A derrubada do veto presidencial ao chamado PL da Dosimetria pode reduzir penas aplicadas a condenados pelos ataques de 8 de janeiro de 2023.
O projeto, aprovado em dezembro, proíbe a soma automática de penas de dois crimes para definir a punição final. Em vez disso, passa a prevalecer a pena mais elevada, acrescida de um sexto até metade do seu valor, segundo o texto.
Atualmente, juízes podem somar penas referentes a crimes praticados em uma única ação ou em ações distintas. Esse procedimento foi adotado pelo STF ao condenar envolvidos nos atos contra o Congresso, o Planalto e o Supremo Tribunal Federal.
As novas regras valem também para condenações já transitadas em julgado. Pelo Código Penal, o crime de abolição violenta do Estado Democrático de Direito prevê pena de 4 a 8 anos; o crime de golpe de Estado, de 4 a 12 anos. O projeto determina que, entre esses dois crimes, deve prevalecer a pena do mais grave, com o acréscimo previsto.
Para obter a redução, as defesas poderão pedir ao Supremo Tribunal Federal o recalculo das penas após a promulgação da lei. A Constituição exige que o presidente da República promulgue a lei em até 48 horas; caso isso não ocorra, a atribuição caberá ao presidente do Senado, Davi Alcolumbre (União Brasil-AP).
A derrubada do veto pelo Congresso abre possibilidade de benefício para condenados como o ex-presidente Jair Bolsonaro, sentenciado a 27 anos e três meses de prisão, além de militares e ex-ministros condenados por envolvimento nos atos.
O PL também altera critérios de progressão de regime. Para réus primários, o prazo mínimo para sair do regime mais rigoroso passa de um quarto da pena (25%) para um sexto (16,6%). Recidivantes precisarão cumprir ao menos 30% da pena para progredir de regime. Quem for condenado por comandar organização criminosa estruturada para práticas hediondas terá de cumprir pelo menos 50% da pena.
Quando os crimes forem praticados em contexto de multidão, as penas por golpe de Estado e por abolição violenta do Estado Democrático de Direito podem ser reduzidas entre um terço e dois terços, desde que o condenado não tenha financiado ou exercido papel de liderança nos atos.

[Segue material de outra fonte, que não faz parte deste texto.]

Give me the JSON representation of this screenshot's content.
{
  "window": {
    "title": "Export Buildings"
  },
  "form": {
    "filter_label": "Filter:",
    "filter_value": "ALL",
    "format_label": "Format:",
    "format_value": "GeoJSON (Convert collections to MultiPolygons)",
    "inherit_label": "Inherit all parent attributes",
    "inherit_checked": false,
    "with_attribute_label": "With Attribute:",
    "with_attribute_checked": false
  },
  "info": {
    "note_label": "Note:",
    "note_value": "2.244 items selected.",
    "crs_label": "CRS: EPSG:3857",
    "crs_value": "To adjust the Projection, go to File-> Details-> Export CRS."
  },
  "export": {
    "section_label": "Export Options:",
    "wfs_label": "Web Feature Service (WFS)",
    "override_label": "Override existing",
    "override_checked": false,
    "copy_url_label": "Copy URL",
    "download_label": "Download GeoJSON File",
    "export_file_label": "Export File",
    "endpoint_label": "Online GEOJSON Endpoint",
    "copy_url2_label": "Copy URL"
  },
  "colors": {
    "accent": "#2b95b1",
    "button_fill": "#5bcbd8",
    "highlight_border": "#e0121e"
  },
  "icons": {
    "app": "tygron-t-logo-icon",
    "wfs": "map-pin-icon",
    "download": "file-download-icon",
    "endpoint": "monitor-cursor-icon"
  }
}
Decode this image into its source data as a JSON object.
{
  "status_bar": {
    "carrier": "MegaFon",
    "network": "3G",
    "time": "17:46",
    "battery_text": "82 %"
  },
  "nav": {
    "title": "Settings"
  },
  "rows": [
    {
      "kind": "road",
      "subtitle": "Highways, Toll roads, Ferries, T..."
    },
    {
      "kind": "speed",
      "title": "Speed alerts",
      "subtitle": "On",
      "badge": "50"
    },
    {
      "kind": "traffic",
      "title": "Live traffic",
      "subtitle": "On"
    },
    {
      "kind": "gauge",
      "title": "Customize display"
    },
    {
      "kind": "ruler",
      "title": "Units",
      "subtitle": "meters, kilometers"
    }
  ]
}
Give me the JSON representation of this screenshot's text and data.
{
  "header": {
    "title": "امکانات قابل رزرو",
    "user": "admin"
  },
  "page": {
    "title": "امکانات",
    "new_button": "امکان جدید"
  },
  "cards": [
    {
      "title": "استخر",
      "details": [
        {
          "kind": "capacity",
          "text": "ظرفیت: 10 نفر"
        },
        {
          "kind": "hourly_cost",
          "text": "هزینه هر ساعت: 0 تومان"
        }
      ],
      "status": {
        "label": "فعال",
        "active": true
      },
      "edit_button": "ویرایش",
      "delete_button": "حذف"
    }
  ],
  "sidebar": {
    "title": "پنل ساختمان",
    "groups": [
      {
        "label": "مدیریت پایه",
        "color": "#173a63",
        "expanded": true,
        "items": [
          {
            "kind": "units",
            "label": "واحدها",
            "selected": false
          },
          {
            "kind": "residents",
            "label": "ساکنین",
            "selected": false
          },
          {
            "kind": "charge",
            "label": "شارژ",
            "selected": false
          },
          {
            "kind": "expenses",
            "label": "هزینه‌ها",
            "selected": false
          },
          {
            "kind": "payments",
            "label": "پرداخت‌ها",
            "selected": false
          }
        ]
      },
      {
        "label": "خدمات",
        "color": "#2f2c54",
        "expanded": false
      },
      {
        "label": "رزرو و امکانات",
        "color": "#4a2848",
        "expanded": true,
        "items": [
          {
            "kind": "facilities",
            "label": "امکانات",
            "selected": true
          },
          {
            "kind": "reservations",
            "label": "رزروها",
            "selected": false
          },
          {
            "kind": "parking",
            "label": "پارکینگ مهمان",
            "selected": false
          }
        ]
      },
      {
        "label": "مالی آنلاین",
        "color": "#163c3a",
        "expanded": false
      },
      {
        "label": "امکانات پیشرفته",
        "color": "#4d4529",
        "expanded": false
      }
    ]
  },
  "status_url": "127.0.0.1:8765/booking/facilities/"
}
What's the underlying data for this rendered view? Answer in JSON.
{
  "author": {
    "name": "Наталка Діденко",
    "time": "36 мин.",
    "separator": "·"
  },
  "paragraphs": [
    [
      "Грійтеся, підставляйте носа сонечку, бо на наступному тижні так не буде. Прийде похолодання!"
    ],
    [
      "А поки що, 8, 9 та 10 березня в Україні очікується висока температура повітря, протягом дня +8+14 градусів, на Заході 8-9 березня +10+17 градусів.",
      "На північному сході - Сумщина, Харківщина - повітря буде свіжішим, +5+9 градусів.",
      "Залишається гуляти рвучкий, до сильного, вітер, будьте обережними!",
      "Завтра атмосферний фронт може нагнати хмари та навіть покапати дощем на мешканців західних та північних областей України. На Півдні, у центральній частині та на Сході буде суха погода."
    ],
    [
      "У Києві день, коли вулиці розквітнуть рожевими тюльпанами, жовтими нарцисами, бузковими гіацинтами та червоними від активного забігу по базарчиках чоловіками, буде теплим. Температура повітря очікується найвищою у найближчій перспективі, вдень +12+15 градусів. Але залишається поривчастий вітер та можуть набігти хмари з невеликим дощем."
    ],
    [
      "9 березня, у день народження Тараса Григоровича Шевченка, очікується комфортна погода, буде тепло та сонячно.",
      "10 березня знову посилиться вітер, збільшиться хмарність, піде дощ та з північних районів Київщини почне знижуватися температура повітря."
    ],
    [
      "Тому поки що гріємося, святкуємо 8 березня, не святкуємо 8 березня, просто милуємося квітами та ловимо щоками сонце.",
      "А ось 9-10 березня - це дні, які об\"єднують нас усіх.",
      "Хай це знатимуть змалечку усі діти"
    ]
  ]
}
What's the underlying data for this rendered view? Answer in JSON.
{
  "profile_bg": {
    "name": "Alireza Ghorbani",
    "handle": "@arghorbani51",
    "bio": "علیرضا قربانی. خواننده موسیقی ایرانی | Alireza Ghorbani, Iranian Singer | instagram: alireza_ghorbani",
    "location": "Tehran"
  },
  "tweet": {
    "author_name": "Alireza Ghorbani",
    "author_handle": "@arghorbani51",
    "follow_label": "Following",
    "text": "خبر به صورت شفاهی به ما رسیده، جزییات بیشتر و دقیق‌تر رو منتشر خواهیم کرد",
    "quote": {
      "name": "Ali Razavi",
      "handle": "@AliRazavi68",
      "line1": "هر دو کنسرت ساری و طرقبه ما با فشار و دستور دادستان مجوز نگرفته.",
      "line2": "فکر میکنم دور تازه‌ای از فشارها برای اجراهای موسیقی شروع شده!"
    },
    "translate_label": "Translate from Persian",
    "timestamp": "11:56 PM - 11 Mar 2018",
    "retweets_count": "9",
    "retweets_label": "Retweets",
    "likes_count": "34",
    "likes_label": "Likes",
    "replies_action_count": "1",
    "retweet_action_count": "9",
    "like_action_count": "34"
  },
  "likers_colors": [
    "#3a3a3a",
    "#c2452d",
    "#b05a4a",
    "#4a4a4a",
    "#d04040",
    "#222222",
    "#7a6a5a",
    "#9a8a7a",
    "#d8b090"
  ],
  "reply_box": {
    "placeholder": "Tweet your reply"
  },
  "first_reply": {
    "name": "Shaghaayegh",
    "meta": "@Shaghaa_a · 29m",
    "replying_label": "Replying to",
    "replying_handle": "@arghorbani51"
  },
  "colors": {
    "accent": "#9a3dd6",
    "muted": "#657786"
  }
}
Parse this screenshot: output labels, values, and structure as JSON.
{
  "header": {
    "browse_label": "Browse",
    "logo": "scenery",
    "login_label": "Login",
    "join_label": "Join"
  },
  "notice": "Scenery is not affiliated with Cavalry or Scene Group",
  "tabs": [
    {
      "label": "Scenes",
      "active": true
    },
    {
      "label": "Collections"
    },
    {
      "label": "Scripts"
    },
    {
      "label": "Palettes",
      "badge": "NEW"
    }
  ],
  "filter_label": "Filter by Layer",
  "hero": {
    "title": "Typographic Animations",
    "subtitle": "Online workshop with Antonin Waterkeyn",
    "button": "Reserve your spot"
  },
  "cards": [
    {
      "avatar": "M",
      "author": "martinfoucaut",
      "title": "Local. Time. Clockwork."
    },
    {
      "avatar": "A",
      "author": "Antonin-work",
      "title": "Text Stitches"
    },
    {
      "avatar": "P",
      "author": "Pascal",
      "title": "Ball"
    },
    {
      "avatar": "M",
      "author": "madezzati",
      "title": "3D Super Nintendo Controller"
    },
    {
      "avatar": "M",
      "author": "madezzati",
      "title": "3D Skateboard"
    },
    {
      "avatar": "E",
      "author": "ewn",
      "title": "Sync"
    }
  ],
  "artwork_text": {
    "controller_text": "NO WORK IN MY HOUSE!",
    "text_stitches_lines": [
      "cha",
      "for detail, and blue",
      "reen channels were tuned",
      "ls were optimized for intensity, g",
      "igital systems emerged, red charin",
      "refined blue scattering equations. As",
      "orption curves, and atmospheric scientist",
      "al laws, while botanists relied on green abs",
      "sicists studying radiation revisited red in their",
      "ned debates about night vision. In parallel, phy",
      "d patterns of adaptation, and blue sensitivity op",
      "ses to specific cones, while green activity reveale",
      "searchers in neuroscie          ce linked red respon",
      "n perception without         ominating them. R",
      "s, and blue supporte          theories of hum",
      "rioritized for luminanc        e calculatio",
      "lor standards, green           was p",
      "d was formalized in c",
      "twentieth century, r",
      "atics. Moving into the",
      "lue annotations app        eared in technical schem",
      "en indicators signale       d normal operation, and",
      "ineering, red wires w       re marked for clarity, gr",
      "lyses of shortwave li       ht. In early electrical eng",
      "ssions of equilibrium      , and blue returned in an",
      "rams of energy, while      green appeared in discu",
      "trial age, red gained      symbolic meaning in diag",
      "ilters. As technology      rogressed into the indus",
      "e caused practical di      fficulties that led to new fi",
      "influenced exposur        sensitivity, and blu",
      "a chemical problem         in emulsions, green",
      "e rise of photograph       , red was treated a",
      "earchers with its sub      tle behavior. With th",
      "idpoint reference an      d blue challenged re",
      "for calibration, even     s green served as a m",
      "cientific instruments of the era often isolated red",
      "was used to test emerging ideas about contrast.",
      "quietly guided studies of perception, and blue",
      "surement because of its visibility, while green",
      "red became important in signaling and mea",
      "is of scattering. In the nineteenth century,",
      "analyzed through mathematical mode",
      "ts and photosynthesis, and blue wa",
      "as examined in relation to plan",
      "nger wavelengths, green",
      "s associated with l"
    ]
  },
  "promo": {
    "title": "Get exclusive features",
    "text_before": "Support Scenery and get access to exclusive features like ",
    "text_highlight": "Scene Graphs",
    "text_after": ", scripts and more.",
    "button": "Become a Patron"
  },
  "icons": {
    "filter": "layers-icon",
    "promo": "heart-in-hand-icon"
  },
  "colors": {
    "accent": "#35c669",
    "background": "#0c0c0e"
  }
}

O texto também prevê remição de pena por trabalho ou estudo mesmo para condenados em regime domiciliar.
O presidente Luiz Inácio Lula da Silva havia vetado integralmente o PL 2162/2023 no início de janeiro, durante cerimônia que marcou os três anos dos ataques de 2023. Com o veto derrubado pelo Congresso, caberá ao STF recalcular as punições caso seja provocado.
Levantamento do tribunal indica que 1.402 pessoas foram condenadas pelos atos de 8 de janeiro. Do total, 431 receberam penas de prisão, 419 penas alternativas e 552 acordos de não persecução penal.
O maior grupo de condenados (404 pessoas) recebeu pena de um ano de prisão, equivalente a 28,82% do total. Em seguida, 213 réus foram condenados a 14 anos, representando 15,19% das punições.
Segundo o balanço, 190 acusados estão presos: 169 com penas definitivas em execução e 21 em prisão provisória.